The next step in consumption-based pricing
The cloud has already led many companies to start migrating from unit-based pricing models to consumption-based models, and IoT looks to be building on that trend. The addition of blockchain technologies to the mix may further accelerate the migration, according to Greg Cudahy, Global Leader for Telecommunications, Media and Technology at Ernst & Young.
"Consumption-based pricing will clearly be a business process disruptor," Cudahy says. "Eventually, maybe even semiconductor companies won't be paid on the basis of the cost of a chip, but will bill customers differently based on how often and how much the customer uses that capacity."
At the same time, the technology has the potential to completely upend the way companies approach accounting and regulatory compliance, reducing the cost of tax compliance, reducing or eliminating tax evasion and exposing corporate information to more public scrutiny.
"Today, the processes of validating that the revenue was earned and then paying the appropriate tax on that revenue are done retroactively," says Channing Flynn, Ernst & Young Global Technology Sector Leader, Tax Services. "But blockchain technology may be able to do it in real time, openly and transparently."
Other potential scenarios identified by Ernst & Young include the following:
- Embedded health. An entire healthcare information ecosystem could exist as a blockchain that connects insurers, providers and patients.
- New credit markets for low-cost assets. Ernst & Young notes that transaction costs put a practical lower limit on the use of assets as collateral to secure a loan. By taking much of the cost out of transactions, blockchain could make lending based on new classes of lower-value assets practical.
- Pay-for-performance. Leveraging smart contracts, blockchain can automatically enforce pay-for-performance agreements. The days of getting a pizza in 30 minutes or less or it's free may be long gone, but blockchain could enable its return. It could even enable a sliding scale.
- Government tax enforcement.
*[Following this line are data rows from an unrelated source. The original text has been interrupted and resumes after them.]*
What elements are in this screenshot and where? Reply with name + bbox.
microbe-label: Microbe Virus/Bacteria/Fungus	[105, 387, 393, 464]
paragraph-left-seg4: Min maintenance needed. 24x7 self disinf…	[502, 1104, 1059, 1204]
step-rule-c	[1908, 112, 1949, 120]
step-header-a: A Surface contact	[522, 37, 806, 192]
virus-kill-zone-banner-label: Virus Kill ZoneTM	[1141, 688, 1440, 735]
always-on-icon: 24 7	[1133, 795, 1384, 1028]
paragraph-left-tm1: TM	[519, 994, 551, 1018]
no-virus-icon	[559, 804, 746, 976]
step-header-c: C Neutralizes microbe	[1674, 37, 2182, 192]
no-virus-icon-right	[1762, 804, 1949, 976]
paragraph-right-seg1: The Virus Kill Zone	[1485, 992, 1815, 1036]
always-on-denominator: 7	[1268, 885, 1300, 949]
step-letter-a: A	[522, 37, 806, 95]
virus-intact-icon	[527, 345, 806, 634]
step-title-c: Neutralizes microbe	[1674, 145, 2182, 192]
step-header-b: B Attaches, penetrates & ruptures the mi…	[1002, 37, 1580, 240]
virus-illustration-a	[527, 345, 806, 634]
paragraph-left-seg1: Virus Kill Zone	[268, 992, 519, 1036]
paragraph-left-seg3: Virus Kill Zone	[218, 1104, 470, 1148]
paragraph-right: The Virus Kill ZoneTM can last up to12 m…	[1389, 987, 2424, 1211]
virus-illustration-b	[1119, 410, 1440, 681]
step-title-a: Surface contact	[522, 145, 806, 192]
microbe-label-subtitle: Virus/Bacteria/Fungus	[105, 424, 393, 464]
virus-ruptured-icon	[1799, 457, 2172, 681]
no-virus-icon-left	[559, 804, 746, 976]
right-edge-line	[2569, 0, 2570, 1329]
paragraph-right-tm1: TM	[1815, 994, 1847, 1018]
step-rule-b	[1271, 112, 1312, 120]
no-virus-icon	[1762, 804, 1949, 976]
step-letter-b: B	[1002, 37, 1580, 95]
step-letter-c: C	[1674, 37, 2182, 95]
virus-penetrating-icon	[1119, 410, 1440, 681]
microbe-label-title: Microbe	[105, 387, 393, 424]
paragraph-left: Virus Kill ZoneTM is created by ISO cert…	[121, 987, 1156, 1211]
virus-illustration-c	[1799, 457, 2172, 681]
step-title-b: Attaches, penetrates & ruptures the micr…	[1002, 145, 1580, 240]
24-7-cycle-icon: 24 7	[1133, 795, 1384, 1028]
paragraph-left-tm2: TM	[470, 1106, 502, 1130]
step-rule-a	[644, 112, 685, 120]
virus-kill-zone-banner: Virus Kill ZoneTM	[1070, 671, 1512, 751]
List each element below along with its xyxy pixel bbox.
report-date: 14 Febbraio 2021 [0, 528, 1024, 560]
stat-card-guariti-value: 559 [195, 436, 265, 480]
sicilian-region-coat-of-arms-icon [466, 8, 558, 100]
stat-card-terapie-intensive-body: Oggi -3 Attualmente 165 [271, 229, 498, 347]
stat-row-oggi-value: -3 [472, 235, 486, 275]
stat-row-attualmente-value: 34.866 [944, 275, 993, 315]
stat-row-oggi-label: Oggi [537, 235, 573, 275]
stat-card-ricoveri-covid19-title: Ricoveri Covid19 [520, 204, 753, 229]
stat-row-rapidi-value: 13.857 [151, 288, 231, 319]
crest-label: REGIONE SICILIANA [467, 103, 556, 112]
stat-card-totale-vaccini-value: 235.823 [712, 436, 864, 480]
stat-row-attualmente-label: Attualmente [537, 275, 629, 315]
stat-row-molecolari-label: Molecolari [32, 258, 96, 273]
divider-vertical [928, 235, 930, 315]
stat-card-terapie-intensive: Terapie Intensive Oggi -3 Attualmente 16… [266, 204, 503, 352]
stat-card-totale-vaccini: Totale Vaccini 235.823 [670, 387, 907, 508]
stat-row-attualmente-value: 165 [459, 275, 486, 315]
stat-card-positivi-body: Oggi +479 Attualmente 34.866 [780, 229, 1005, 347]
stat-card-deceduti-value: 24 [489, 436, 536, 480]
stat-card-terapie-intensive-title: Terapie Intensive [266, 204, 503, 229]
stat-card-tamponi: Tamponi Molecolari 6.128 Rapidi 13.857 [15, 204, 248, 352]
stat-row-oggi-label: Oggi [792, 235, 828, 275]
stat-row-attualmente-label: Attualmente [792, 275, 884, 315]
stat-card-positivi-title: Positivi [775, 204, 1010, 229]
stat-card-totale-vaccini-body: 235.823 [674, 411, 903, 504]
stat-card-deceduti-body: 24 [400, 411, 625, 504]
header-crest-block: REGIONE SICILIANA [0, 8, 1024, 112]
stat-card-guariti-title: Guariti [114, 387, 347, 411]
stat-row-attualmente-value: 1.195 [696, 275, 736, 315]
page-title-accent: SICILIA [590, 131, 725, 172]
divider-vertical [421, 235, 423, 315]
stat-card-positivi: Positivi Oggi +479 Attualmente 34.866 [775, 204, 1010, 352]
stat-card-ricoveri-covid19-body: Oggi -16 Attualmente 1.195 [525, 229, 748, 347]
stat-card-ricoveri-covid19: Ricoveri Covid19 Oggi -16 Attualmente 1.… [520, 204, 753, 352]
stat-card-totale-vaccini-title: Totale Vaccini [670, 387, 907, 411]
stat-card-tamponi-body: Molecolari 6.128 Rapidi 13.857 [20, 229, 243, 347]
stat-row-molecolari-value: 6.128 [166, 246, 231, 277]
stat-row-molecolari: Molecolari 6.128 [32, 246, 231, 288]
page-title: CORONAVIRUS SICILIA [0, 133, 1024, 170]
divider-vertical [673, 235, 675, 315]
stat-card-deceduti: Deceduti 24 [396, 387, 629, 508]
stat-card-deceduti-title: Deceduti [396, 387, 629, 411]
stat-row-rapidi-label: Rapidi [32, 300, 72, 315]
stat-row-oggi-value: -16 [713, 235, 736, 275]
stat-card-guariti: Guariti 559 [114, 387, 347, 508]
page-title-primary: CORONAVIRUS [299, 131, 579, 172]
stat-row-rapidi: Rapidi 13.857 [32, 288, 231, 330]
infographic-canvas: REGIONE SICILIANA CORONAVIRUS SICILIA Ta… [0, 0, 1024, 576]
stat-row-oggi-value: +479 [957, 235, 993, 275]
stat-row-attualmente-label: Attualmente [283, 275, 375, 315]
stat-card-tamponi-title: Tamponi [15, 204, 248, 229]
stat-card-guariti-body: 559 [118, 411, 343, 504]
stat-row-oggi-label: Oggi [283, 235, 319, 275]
In a world of digital transactions recorded in real time, illegal transactions become extremely difficult to conceal.
- Industrial mash-ups. Blockchain could enable a whole new world of fluid partnerships between businesses. Ernst & Young calls it an "industrial mash-up," by which it means alliances in which one or more parties make use of assets or capabilities of another party to create new business value, without affecting the other party's ongoing use of the assets or capabilities for their original business purpose.
- Industrial IoT. Bringing together industrial mash-ups and IoT, Ernst & Young believes blockchain technology could help companies better utilize their high-value industrial assets by connecting everything from shipping containers to MRI machines to construction equipment into real-time digital marketplaces that would allow businesses to sell and buy idle time.
"It's time to think through, in a logical, strategic way, how to effectively disrupt yourself before others do it to you," Champion de Crespigny says. "Companies should identify new blockchain-enabled opportunities, assess the risks and time their entries to capture and build competitive positions."